Canada doesn't have a national bird, and it wants one.

Until 2017, citizens of that country can vote for one of 40 nominees chosen by "Canadian Geographic," the magazine of the Royal Canadian Geographical Society. Other candidates can be suggested.

On the National Bird Project website (www.canadiangeographic.ca is an essay encouraging people to skip the obvious species, like Common Loon, Snowy Owl, and Canada Goose, and vote for an "underbird." The list contains some good candidates in that category.
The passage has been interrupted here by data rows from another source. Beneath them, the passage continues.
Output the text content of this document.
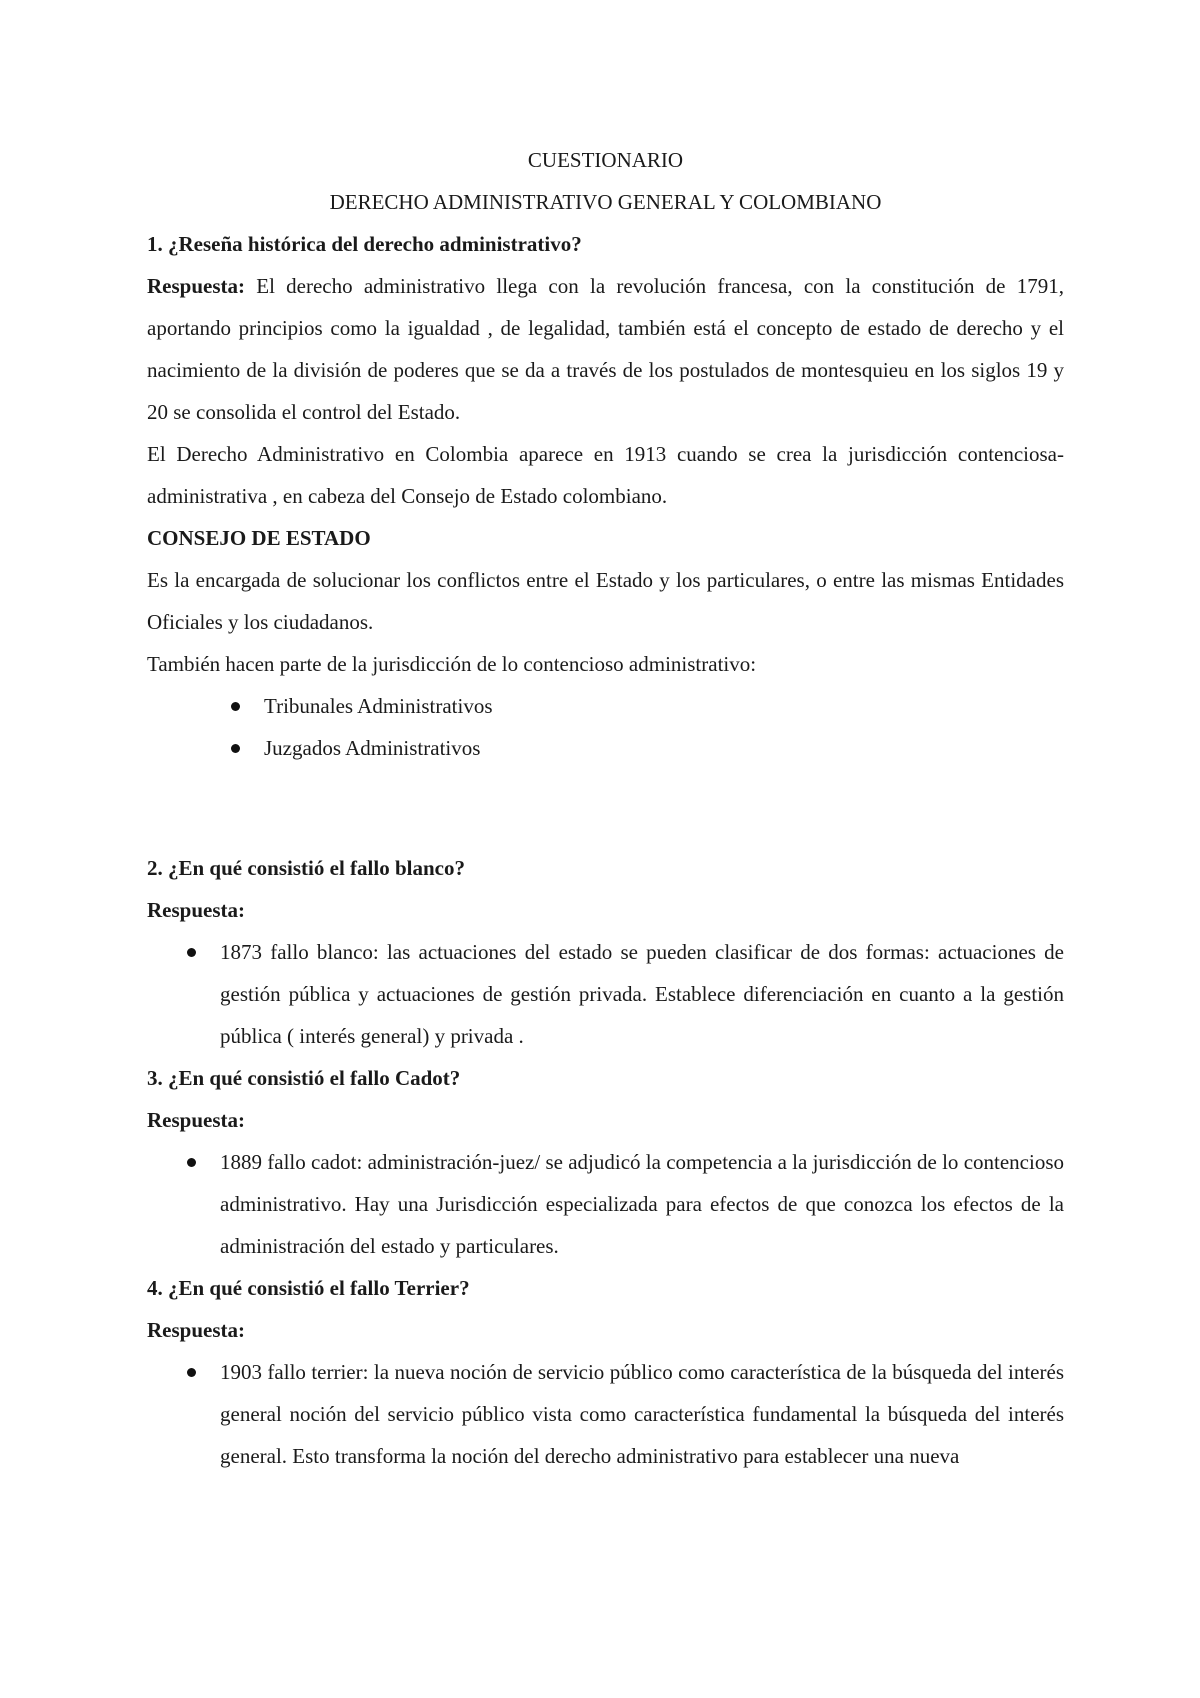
CUESTIONARIO

DERECHO ADMINISTRATIVO GENERAL Y COLOMBIANO

1. ¿Reseña histórica del derecho administrativo?

Respuesta: El derecho administrativo llega con la revolución francesa, con la constitución de 1791, aportando principios como la igualdad , de legalidad, también está el concepto de estado de derecho y el nacimiento de la división de poderes que se da a través de los postulados de montesquieu en los siglos 19 y 20 se consolida el control del Estado.

El Derecho Administrativo en Colombia aparece en 1913 cuando se crea la jurisdicción contenciosa-administrativa , en cabeza del Consejo de Estado colombiano.

CONSEJO DE ESTADO

Es la encargada de solucionar los conflictos entre el Estado y los particulares, o entre las mismas Entidades Oficiales y los ciudadanos.

También hacen parte de la jurisdicción de lo contencioso administrativo:

Tribunales Administrativos
Juzgados Administrativos

2. ¿En qué consistió el fallo blanco?

Respuesta:

1873 fallo blanco: las actuaciones del estado se pueden clasificar de dos formas: actuaciones de gestión pública y actuaciones de gestión privada. Establece diferenciación en cuanto a la gestión pública ( interés general) y privada .

3. ¿En qué consistió el fallo Cadot?

Respuesta:

1889 fallo cadot: administración-juez/ se adjudicó la competencia a la jurisdicción de lo contencioso administrativo. Hay una Jurisdicción especializada para efectos de que conozca los efectos de la administración del estado y particulares.

4. ¿En qué consistió el fallo Terrier?

Respuesta:

1903 fallo terrier: la nueva noción de servicio público como característica de la búsqueda del interés general noción del servicio público vista como característica fundamental la búsqueda del interés general. Esto transforma la noción del derecho administrativo para establecer una nueva
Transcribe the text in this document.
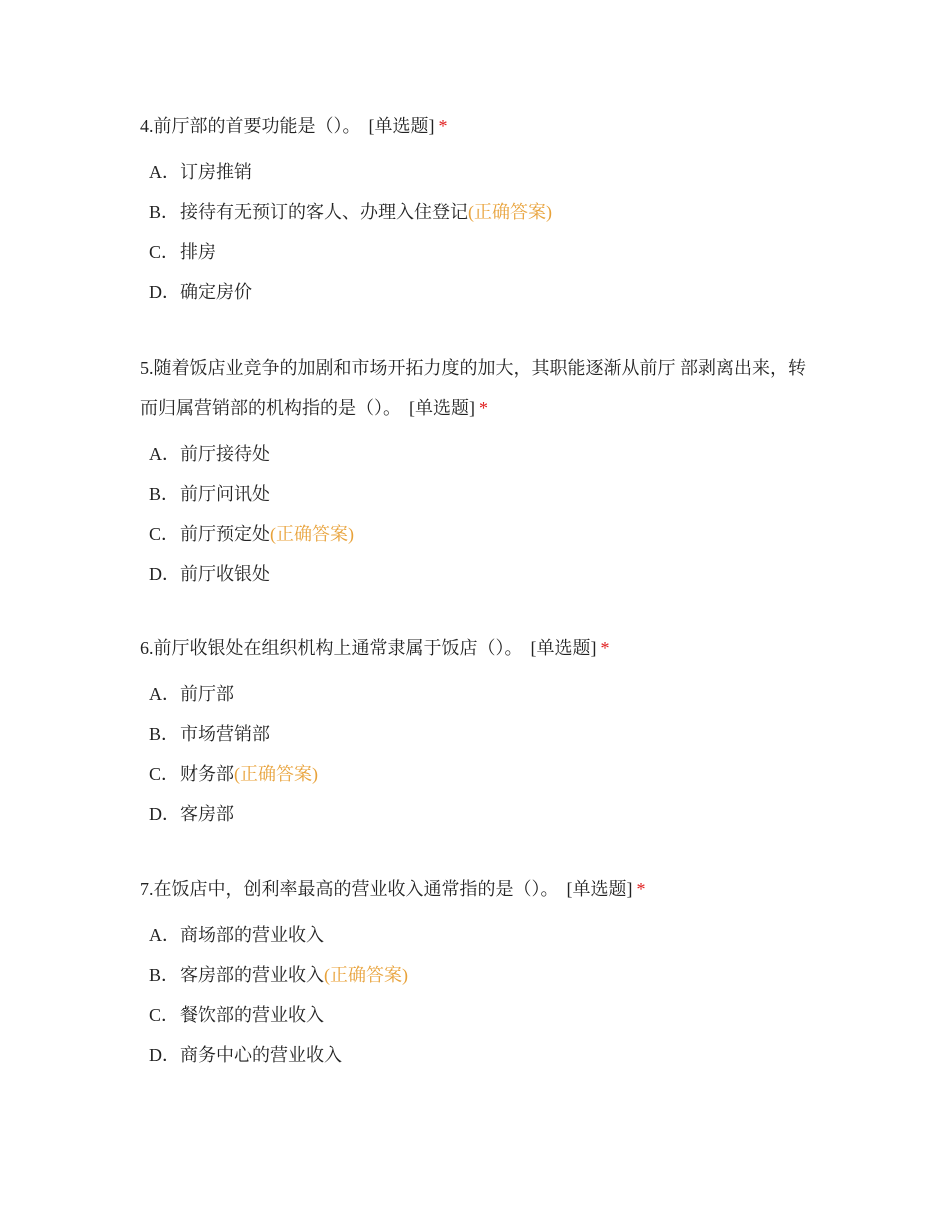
4.前厅部的首要功能是（）。 [单选题] *

A．订房推销
B．接待有无预订的客人、办理入住登记(正确答案)
C．排房
D．确定房价

5.随着饭店业竞争的加剧和市场开拓力度的加大，其职能逐渐从前厅 部剥离出来，转而归属营销部的机构指的是（）。 [单选题] *

A．前厅接待处
B．前厅问讯处
C．前厅预定处(正确答案)
D．前厅收银处

6.前厅收银处在组织机构上通常隶属于饭店（）。 [单选题] *

A．前厅部
B．市场营销部
C．财务部(正确答案)
D．客房部

7.在饭店中，创利率最高的营业收入通常指的是（）。 [单选题] *

A．商场部的营业收入
B．客房部的营业收入(正确答案)
C．餐饮部的营业收入
D．商务中心的营业收入
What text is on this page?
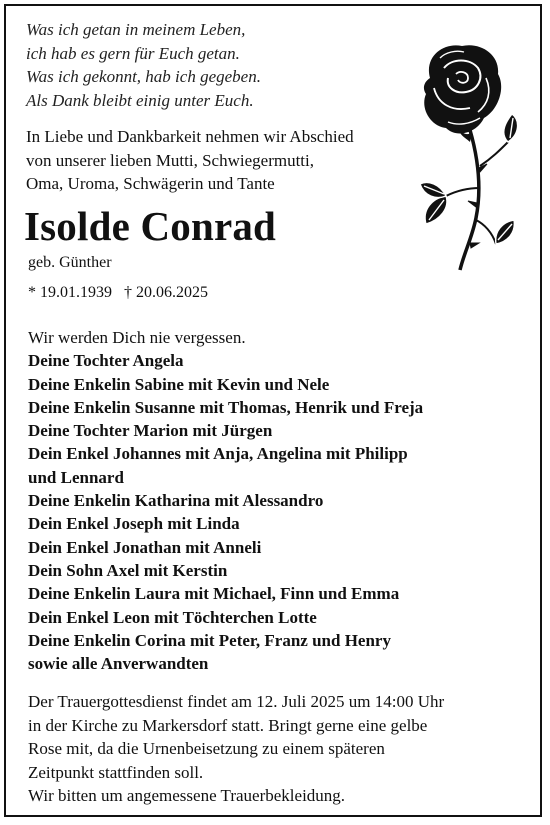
Was ich getan in meinem Leben,
ich hab es gern für Euch getan.
Was ich gekonnt, hab ich gegeben.
Als Dank bleibt einig unter Euch.
In Liebe und Dankbarkeit nehmen wir Abschied
von unserer lieben Mutti, Schwiegermutti,
Oma, Uroma, Schwägerin und Tante
Isolde Conrad
geb. Günther
* 19.01.1939 † 20.06.2025
Wir werden Dich nie vergessen.
Deine Tochter Angela
Deine Enkelin Sabine mit Kevin und Nele
Deine Enkelin Susanne mit Thomas, Henrik und Freja
Deine Tochter Marion mit Jürgen
Dein Enkel Johannes mit Anja, Angelina mit Philipp
und Lennard
Deine Enkelin Katharina mit Alessandro
Dein Enkel Joseph mit Linda
Dein Enkel Jonathan mit Anneli
Dein Sohn Axel mit Kerstin
Deine Enkelin Laura mit Michael, Finn und Emma
Dein Enkel Leon mit Töchterchen Lotte
Deine Enkelin Corina mit Peter, Franz und Henry
sowie alle Anverwandten
Der Trauergottesdienst findet am 12. Juli 2025 um 14:00 Uhr
in der Kirche zu Markersdorf statt. Bringt gerne eine gelbe
Rose mit, da die Urnenbeisetzung zu einem späteren
Zeitpunkt stattfinden soll.
Wir bitten um angemessene Trauerbekleidung.
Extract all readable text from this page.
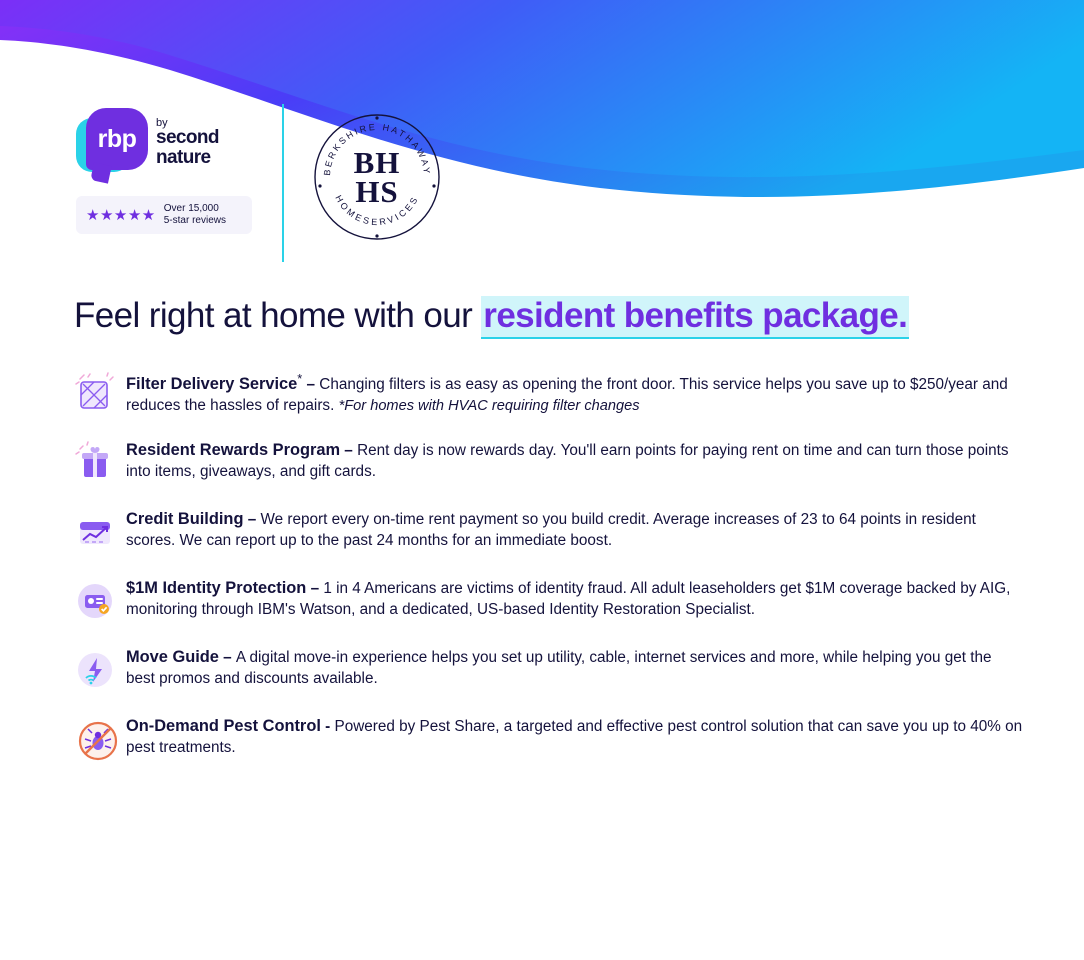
rbp
by
second
nature
★★★★★ Over 15,000
5-star reviews
BERKSHIRE HATHAWAY
HOMESERVICES
BH
HS
Feel right at home with our resident benefits package.
Filter Delivery Service* – Changing filters is as easy as opening the front door. This service helps you save up to $250/year and reduces the hassles of repairs. *For homes with HVAC requiring filter changes
Resident Rewards Program – Rent day is now rewards day. You'll earn points for paying rent on time and can turn those points into items, giveaways, and gift cards.
Credit Building – We report every on-time rent payment so you build credit. Average increases of 23 to 64 points in resident scores. We can report up to the past 24 months for an immediate boost.
$1M Identity Protection – 1 in 4 Americans are victims of identity fraud. All adult leaseholders get $1M coverage backed by AIG, monitoring through IBM's Watson, and a dedicated, US-based Identity Restoration Specialist.
Move Guide – A digital move-in experience helps you set up utility, cable, internet services and more, while helping you get the best promos and discounts available.
On-Demand Pest Control - Powered by Pest Share, a targeted and effective pest control solution that can save you up to 40% on pest treatments.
Black-backed Woodpecker is an example. You'd think Canadians would want to vote for a bird they have a reasonable chance of seeing. Ditto Spruce Grouse. Common Murre is another, perhaps good for observant coastal Canadians, but less so for inlanders. Glaucous Gull is a candidate, interesting in that gulls hardly ever get much respect, all of them seen by most folks as "seagulls."

There are 12 songbird candidates, three gamebirds, three woodpeckers, one hummingbird, four species found on water, plus Belted Kingfisher, the gull, the Arctic Tern, plus Great Blue Heron, Whooping Crane, and Sandhill Crane. Semipalmated Sandpiper is on the list. It would require explanation of semipalmated. There are nine raptors, including Snowy, Great Gray, and Northern Saw-whet owls.

My choices would be Canada Warbler, too obvious perhaps, but a beauty, Arctic Tern, or Great Gray Owl.

The owl suits the country -- quiet, dignified, with a no-nonsense approach to life. Another candidate, the Common Raven, shares those qualities, plus strictly minds its own business.

Early returns show Common Loon far ahead with 6,242 votes. Snowy Owl has 4,678, and Canada Jay 3,732.

Underbirds are not doing well so far. Glaucous Gull has 11 votes, the sandpiper 20, Common Murre 16, the woodpecker 23, and Harris's Sparrow 16. All seem longshots.